In de Maasstad leidde een simpele smokkel met wijn in 1690 zelfs tot gewelddadig oproer waarbij hele huizen werden verwoest. Zagen we hiervoor reeds dat de stadsoverheid er groot belang bij had de namen van huizen te bewaken, uit het bovenstaande blijkt dat de overheid ook optrad als het om uithangborden ging die potentiële inkomstenbronnen aanduidden. En deze inkomsten bronnen beperkten zich niet tot de horeca. Zo waren wisselaars - de voorlopers van onze banken - verplicht een schotel buiten te hangen. "De Wisselaers sullen gehouden zijn, in 't openbaer voor haar winckel te houden uytstaende den Schotel ofte Nappe metten wapenen der voorsz. Provintiën daerop geschildert, ten eynde een yegelick mach weten, dat sij tot sulcx gecommitteert sijn", aldus wordt in een plakkaat van de Staten-Generaal uit 1606 bevolen. Ook in dit opzicht was de administratie van de overheid oorspronkelijk dus grotendeels driedimensionaal. Aan de verplichting met tekens aan te geven waar men wat deed, hield ook de belastingdienst zich. Alle accijnskantoren hadden uithangtekens. Sommige gebouwen waren voorzien van gebeeldhouwde emblemen of fraaie houtsnijwerken. De meeste hadden echter borden. De eerste algemene belastingwet van 1822 trachtte eenheid te brengen in de bonte verscheidenheid van geveltekens op belastingkantoren. Op een zichtbare plaats boven de deur moest voortaan "het wapenbord der uitgaande en inkomende regten en accijnsen" bevestigd worden. Hoewel de voorstelling op dit schild officieel was vastgelegd, ontstond toch bepaald geen eenheid. We gaan nu even verderop, daar was de meubelfabriek "Hollandia" van H.Pander en Zonen, die werd op 1 Januari 1863 gesticht. (zie Brouwersgracht) Zijn zoon bouwde in 1865 de mattenwinkel in het centrum uit, tot een deftige winkel voor woninginrichting.

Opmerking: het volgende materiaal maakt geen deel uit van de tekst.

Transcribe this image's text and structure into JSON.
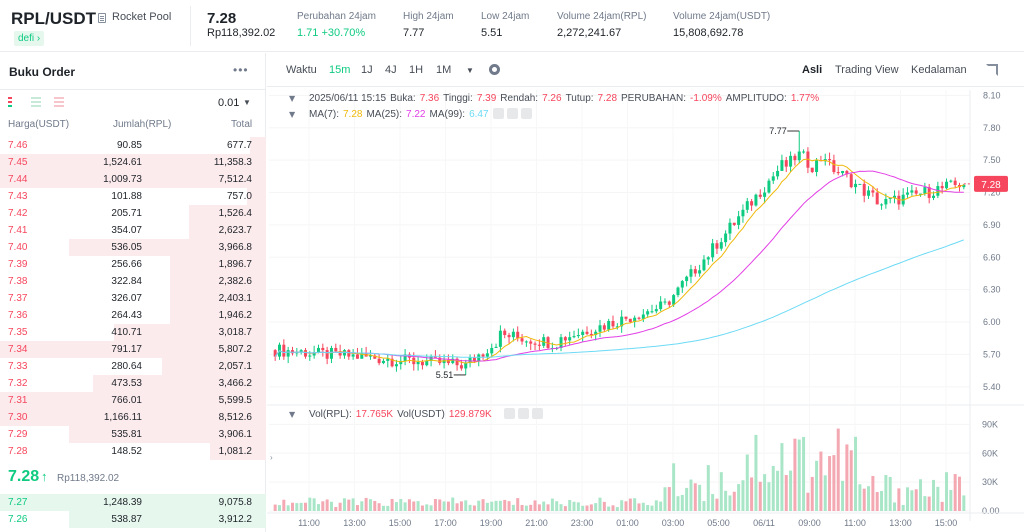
{
  "header": {
    "pair": "RPL/USDT",
    "pair_name": "Rocket Pool",
    "tag": "defi",
    "last_price": "7.28",
    "last_price_local": "Rp118,392.02",
    "stats": [
      {
        "label": "Perubahan 24jam",
        "value": "1.71 +30.70%"
      },
      {
        "label": "High 24jam",
        "value": "7.77"
      },
      {
        "label": "Low 24jam",
        "value": "5.51"
      },
      {
        "label": "Volume 24jam(RPL)",
        "value": "2,272,241.67"
      },
      {
        "label": "Volume 24jam(USDT)",
        "value": "15,808,692.78"
      }
    ]
  },
  "orderbook": {
    "title": "Buku Order",
    "precision": "0.01",
    "col_price": "Harga(USDT)",
    "col_amount": "Jumlah(RPL)",
    "col_total": "Total",
    "asks": [
      [
        "7.46",
        "90.85",
        "677.7",
        0.06
      ],
      [
        "7.45",
        "1,524.61",
        "11,358.3",
        1.0
      ],
      [
        "7.44",
        "1,009.73",
        "7,512.4",
        1.0
      ],
      [
        "7.43",
        "101.88",
        "757.0",
        0.07
      ],
      [
        "7.42",
        "205.71",
        "1,526.4",
        0.29
      ],
      [
        "7.41",
        "354.07",
        "2,623.7",
        0.29
      ],
      [
        "7.40",
        "536.05",
        "3,966.8",
        0.74
      ],
      [
        "7.39",
        "256.66",
        "1,896.7",
        0.36
      ],
      [
        "7.38",
        "322.84",
        "2,382.6",
        0.36
      ],
      [
        "7.37",
        "326.07",
        "2,403.1",
        0.36
      ],
      [
        "7.36",
        "264.43",
        "1,946.2",
        0.36
      ],
      [
        "7.35",
        "410.71",
        "3,018.7",
        0.57
      ],
      [
        "7.34",
        "791.17",
        "5,807.2",
        1.0
      ],
      [
        "7.33",
        "280.64",
        "2,057.1",
        0.39
      ],
      [
        "7.32",
        "473.53",
        "3,466.2",
        0.65
      ],
      [
        "7.31",
        "766.01",
        "5,599.5",
        1.0
      ],
      [
        "7.30",
        "1,166.11",
        "8,512.6",
        1.0
      ],
      [
        "7.29",
        "535.81",
        "3,906.1",
        0.74
      ],
      [
        "7.28",
        "148.52",
        "1,081.2",
        0.21
      ]
    ],
    "mid_price": "7.28",
    "mid_local": "Rp118,392.02",
    "bids": [
      [
        "7.27",
        "1,248.39",
        "9,075.8",
        1.0
      ],
      [
        "7.26",
        "538.87",
        "3,912.2",
        0.74
      ]
    ]
  },
  "toolbar": {
    "time_label": "Waktu",
    "intervals": [
      "15m",
      "1J",
      "4J",
      "1H",
      "1M"
    ],
    "active": "15m",
    "views": [
      "Asli",
      "Trading View",
      "Kedalaman"
    ],
    "active_view": "Asli"
  },
  "legend": {
    "date": "2025/06/11 15:15",
    "buka_label": "Buka:",
    "buka": "7.36",
    "tinggi_label": "Tinggi:",
    "tinggi": "7.39",
    "rendah_label": "Rendah:",
    "rendah": "7.26",
    "tutup_label": "Tutup:",
    "tutup": "7.28",
    "perubahan_label": "PERUBAHAN:",
    "perubahan": "-1.09%",
    "amplitudo_label": "AMPLITUDO:",
    "amplitudo": "1.77%",
    "ma7_label": "MA(7):",
    "ma7": "7.28",
    "ma25_label": "MA(25):",
    "ma25": "7.22",
    "ma99_label": "MA(99):",
    "ma99": "6.47",
    "vol_rpl_label": "Vol(RPL):",
    "vol_rpl": "17.765K",
    "vol_usdt_label": "Vol(USDT)",
    "vol_usdt": "129.879K"
  },
  "colors": {
    "up": "#0ecb81",
    "down": "#f6465d",
    "ma7": "#f0b90b",
    "ma25": "#e23fe6",
    "ma99": "#6cdaf5"
  },
  "chart_data": {
    "type": "candlestick",
    "x_ticks": [
      "11:00",
      "13:00",
      "15:00",
      "17:00",
      "19:00",
      "21:00",
      "23:00",
      "01:00",
      "03:00",
      "05:00",
      "06/11",
      "09:00",
      "11:00",
      "13:00",
      "15:00"
    ],
    "y_ticks": [
      "8.10",
      "7.80",
      "7.50",
      "7.20",
      "6.90",
      "6.60",
      "6.30",
      "6.00",
      "5.70",
      "5.40"
    ],
    "ylim": [
      5.25,
      8.15
    ],
    "vol_ticks": [
      "90K",
      "60K",
      "30K",
      "0.00"
    ],
    "vol_lim": [
      0,
      105
    ],
    "high_label": "7.77",
    "low_label": "5.51",
    "current_price_label": "7.28",
    "ohlc": [],
    "vol": []
  }
}
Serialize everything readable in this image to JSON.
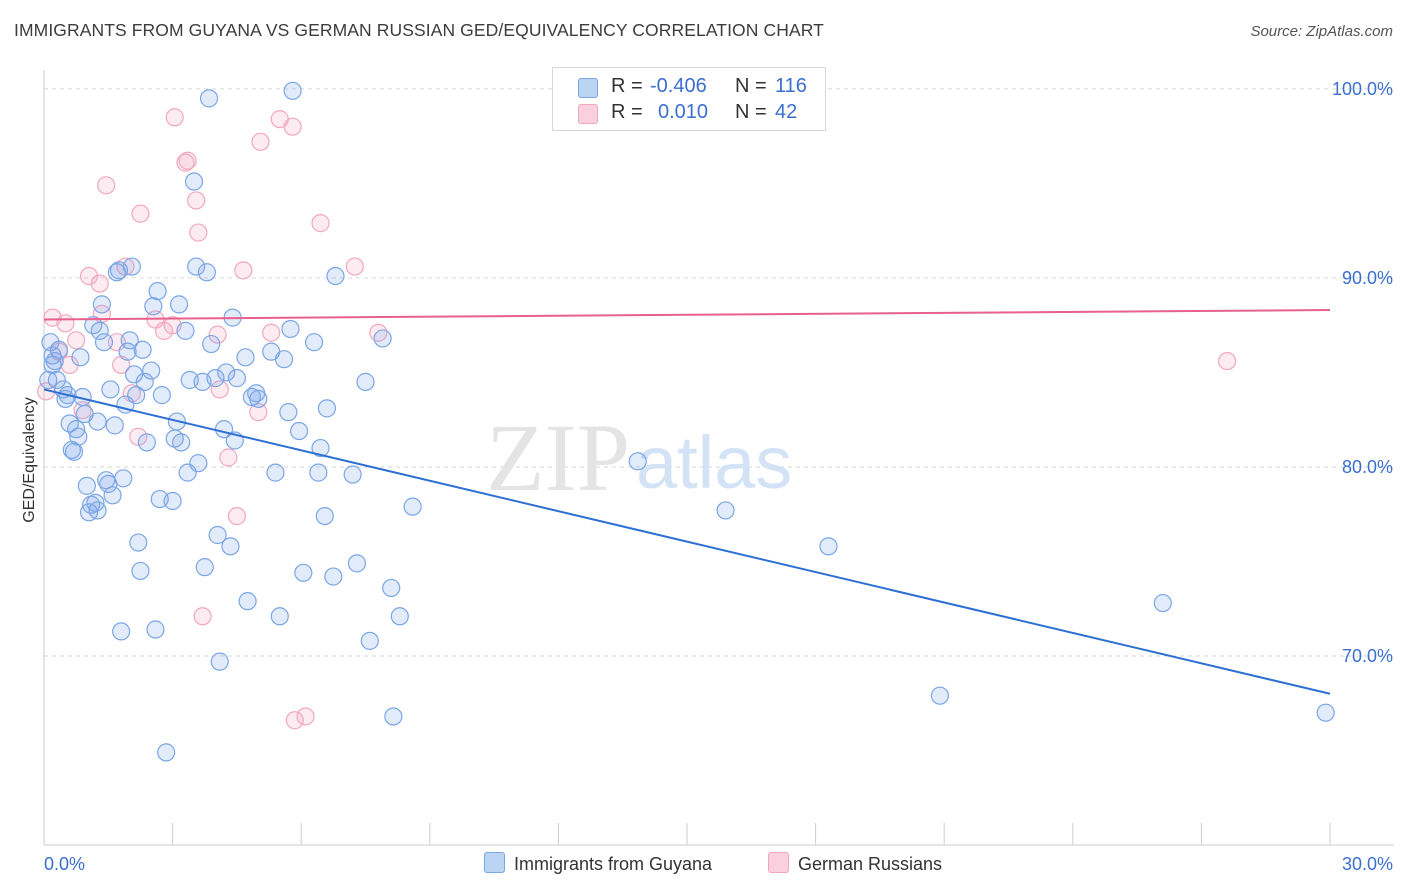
{
  "title": "IMMIGRANTS FROM GUYANA VS GERMAN RUSSIAN GED/EQUIVALENCY CORRELATION CHART",
  "source": "Source: ZipAtlas.com",
  "watermark": {
    "zip": "ZIP",
    "atlas": "atlas"
  },
  "legend": {
    "rows": [
      {
        "r_label": "R =",
        "r_value": "-0.406",
        "n_label": "N =",
        "n_value": "116"
      },
      {
        "r_label": "R =",
        "r_value": "0.010",
        "n_label": "N =",
        "n_value": "42"
      }
    ]
  },
  "chart_data": {
    "type": "scatter",
    "title": "IMMIGRANTS FROM GUYANA VS GERMAN RUSSIAN GED/EQUIVALENCY CORRELATION CHART",
    "xlabel": "",
    "ylabel": "GED/Equivalency",
    "xlim": [
      0,
      30
    ],
    "ylim": [
      60,
      101
    ],
    "x_tick_labels": [
      "0.0%",
      "30.0%"
    ],
    "y_ticks": [
      70,
      80,
      90,
      100
    ],
    "y_tick_labels": [
      "70.0%",
      "80.0%",
      "90.0%",
      "100.0%"
    ],
    "grid": true,
    "legend_position": "top-center",
    "colors": {
      "blue": "#7aa6e6",
      "blue_line": "#2d6fd2",
      "pink": "#f2a7bf",
      "pink_line": "#e8608c",
      "tick_text": "#3a6fd0"
    },
    "series": [
      {
        "name": "Immigrants from Guyana",
        "color": "blue",
        "trend": {
          "x": [
            0,
            30
          ],
          "y": [
            84.1,
            68.0
          ]
        },
        "points": [
          [
            0.1,
            84.6
          ],
          [
            0.15,
            86.6
          ],
          [
            0.2,
            85.9
          ],
          [
            0.2,
            85.4
          ],
          [
            0.25,
            85.6
          ],
          [
            0.3,
            84.6
          ],
          [
            0.35,
            86.2
          ],
          [
            0.45,
            84.1
          ],
          [
            0.5,
            83.6
          ],
          [
            0.55,
            83.8
          ],
          [
            0.6,
            82.3
          ],
          [
            0.65,
            80.9
          ],
          [
            0.7,
            80.8
          ],
          [
            0.75,
            82.0
          ],
          [
            0.8,
            81.6
          ],
          [
            0.85,
            85.8
          ],
          [
            0.9,
            83.7
          ],
          [
            0.95,
            82.8
          ],
          [
            1.0,
            79.0
          ],
          [
            1.05,
            77.6
          ],
          [
            1.1,
            78.0
          ],
          [
            1.15,
            87.5
          ],
          [
            1.2,
            78.1
          ],
          [
            1.25,
            77.7
          ],
          [
            1.3,
            87.2
          ],
          [
            1.35,
            88.6
          ],
          [
            1.4,
            86.6
          ],
          [
            1.45,
            79.3
          ],
          [
            1.5,
            79.1
          ],
          [
            1.55,
            84.1
          ],
          [
            1.6,
            78.5
          ],
          [
            1.65,
            82.2
          ],
          [
            1.7,
            90.3
          ],
          [
            1.75,
            90.4
          ],
          [
            1.8,
            71.3
          ],
          [
            1.85,
            79.4
          ],
          [
            1.9,
            83.3
          ],
          [
            1.95,
            86.1
          ],
          [
            2.0,
            86.7
          ],
          [
            2.05,
            90.6
          ],
          [
            2.1,
            84.9
          ],
          [
            2.15,
            83.8
          ],
          [
            2.2,
            76.0
          ],
          [
            2.25,
            74.5
          ],
          [
            2.3,
            86.2
          ],
          [
            2.4,
            81.3
          ],
          [
            2.5,
            85.1
          ],
          [
            2.55,
            88.5
          ],
          [
            2.6,
            71.4
          ],
          [
            2.65,
            89.3
          ],
          [
            2.7,
            78.3
          ],
          [
            2.75,
            83.8
          ],
          [
            2.85,
            64.9
          ],
          [
            3.0,
            78.2
          ],
          [
            3.05,
            81.5
          ],
          [
            3.1,
            82.4
          ],
          [
            3.15,
            88.6
          ],
          [
            3.2,
            81.3
          ],
          [
            3.3,
            87.2
          ],
          [
            3.35,
            79.7
          ],
          [
            3.4,
            84.6
          ],
          [
            3.5,
            95.1
          ],
          [
            3.55,
            90.6
          ],
          [
            3.6,
            80.2
          ],
          [
            3.7,
            84.5
          ],
          [
            3.75,
            74.7
          ],
          [
            3.8,
            90.3
          ],
          [
            3.85,
            99.5
          ],
          [
            3.9,
            86.5
          ],
          [
            4.0,
            84.7
          ],
          [
            4.05,
            76.4
          ],
          [
            4.1,
            69.7
          ],
          [
            4.2,
            82.0
          ],
          [
            4.25,
            85.0
          ],
          [
            4.35,
            75.8
          ],
          [
            4.4,
            87.9
          ],
          [
            4.45,
            81.4
          ],
          [
            4.7,
            85.8
          ],
          [
            4.75,
            72.9
          ],
          [
            4.85,
            83.7
          ],
          [
            4.95,
            83.9
          ],
          [
            5.0,
            83.6
          ],
          [
            5.3,
            86.1
          ],
          [
            5.4,
            79.7
          ],
          [
            5.5,
            72.1
          ],
          [
            5.6,
            85.7
          ],
          [
            5.7,
            82.9
          ],
          [
            5.75,
            87.3
          ],
          [
            5.8,
            99.9
          ],
          [
            5.95,
            81.9
          ],
          [
            6.05,
            74.4
          ],
          [
            6.3,
            86.6
          ],
          [
            6.4,
            79.7
          ],
          [
            6.45,
            81.0
          ],
          [
            6.55,
            77.4
          ],
          [
            6.6,
            83.1
          ],
          [
            6.75,
            74.2
          ],
          [
            6.8,
            90.1
          ],
          [
            7.2,
            79.6
          ],
          [
            7.3,
            74.9
          ],
          [
            7.5,
            84.5
          ],
          [
            7.6,
            70.8
          ],
          [
            7.9,
            86.8
          ],
          [
            8.1,
            73.6
          ],
          [
            8.15,
            66.8
          ],
          [
            8.3,
            72.1
          ],
          [
            8.6,
            77.9
          ],
          [
            13.85,
            80.3
          ],
          [
            15.9,
            77.7
          ],
          [
            18.3,
            75.8
          ],
          [
            20.9,
            67.9
          ],
          [
            26.1,
            72.8
          ],
          [
            29.9,
            67.0
          ],
          [
            4.5,
            84.7
          ],
          [
            1.25,
            82.4
          ],
          [
            2.35,
            84.5
          ]
        ]
      },
      {
        "name": "German Russians",
        "color": "pink",
        "trend": {
          "x": [
            0,
            30
          ],
          "y": [
            87.8,
            88.3
          ]
        },
        "points": [
          [
            0.05,
            84.0
          ],
          [
            0.2,
            87.9
          ],
          [
            0.35,
            86.1
          ],
          [
            0.5,
            87.6
          ],
          [
            0.6,
            85.4
          ],
          [
            0.75,
            86.7
          ],
          [
            0.9,
            83.0
          ],
          [
            1.05,
            90.1
          ],
          [
            1.3,
            89.7
          ],
          [
            1.35,
            88.1
          ],
          [
            1.45,
            94.9
          ],
          [
            1.7,
            86.6
          ],
          [
            1.8,
            85.4
          ],
          [
            1.9,
            90.6
          ],
          [
            2.05,
            83.9
          ],
          [
            2.2,
            81.6
          ],
          [
            2.25,
            93.4
          ],
          [
            2.6,
            87.8
          ],
          [
            2.8,
            87.2
          ],
          [
            3.0,
            87.5
          ],
          [
            3.05,
            98.5
          ],
          [
            3.3,
            96.1
          ],
          [
            3.35,
            96.2
          ],
          [
            3.55,
            94.1
          ],
          [
            3.6,
            92.4
          ],
          [
            3.7,
            72.1
          ],
          [
            4.05,
            87.0
          ],
          [
            4.1,
            84.1
          ],
          [
            4.3,
            80.5
          ],
          [
            4.5,
            77.4
          ],
          [
            4.65,
            90.4
          ],
          [
            5.0,
            82.9
          ],
          [
            5.05,
            97.2
          ],
          [
            5.3,
            87.1
          ],
          [
            5.5,
            98.4
          ],
          [
            5.8,
            98.0
          ],
          [
            5.85,
            66.6
          ],
          [
            6.1,
            66.8
          ],
          [
            6.45,
            92.9
          ],
          [
            7.25,
            90.6
          ],
          [
            7.8,
            87.1
          ],
          [
            27.6,
            85.6
          ]
        ]
      }
    ]
  },
  "bottom_legend": [
    {
      "label": "Immigrants from Guyana"
    },
    {
      "label": "German Russians"
    }
  ]
}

Hij kocht een aantal panden op de hoek van de Vlamingstraat en de Wagenstraat waarmee hij een royale verkoopruimte op eerste stand kreeg. In 1887 kocht hij hier een oud fabriekspand (meelfabriek) en ging zelf meubels fabriceren en groeide uit tot een modern gemechaniseerd bedrijf met 400 werknemers. Deze firma trachtte in de jaren dertig ook voet aan de grond te krijgen in de vliegtuigindustrie. Het bedrijf nam deel, met een eigen vliegtuig, aan de beroemde Melbourne race, in 1934, maar dit werd een fiasco (panderjager).

Na jarenlange leegstand is er in 1980 een uniek complex ontstaan. In de oude fabriek zijn er tachtig woningen gebouwd. De buitenmuren, het dak met de originele dakkapellen zijn blijven staan, maar de binnenkant is onherkenbaar verbouwd, er zijn geen twee woningen gelijk. Het oude directiekantoor is nog geheel origineel en is nu het kantoor van de woningstichting. Ook de drie poorten die naar de binnenplaats leiden zijn in de oude staat gebleven.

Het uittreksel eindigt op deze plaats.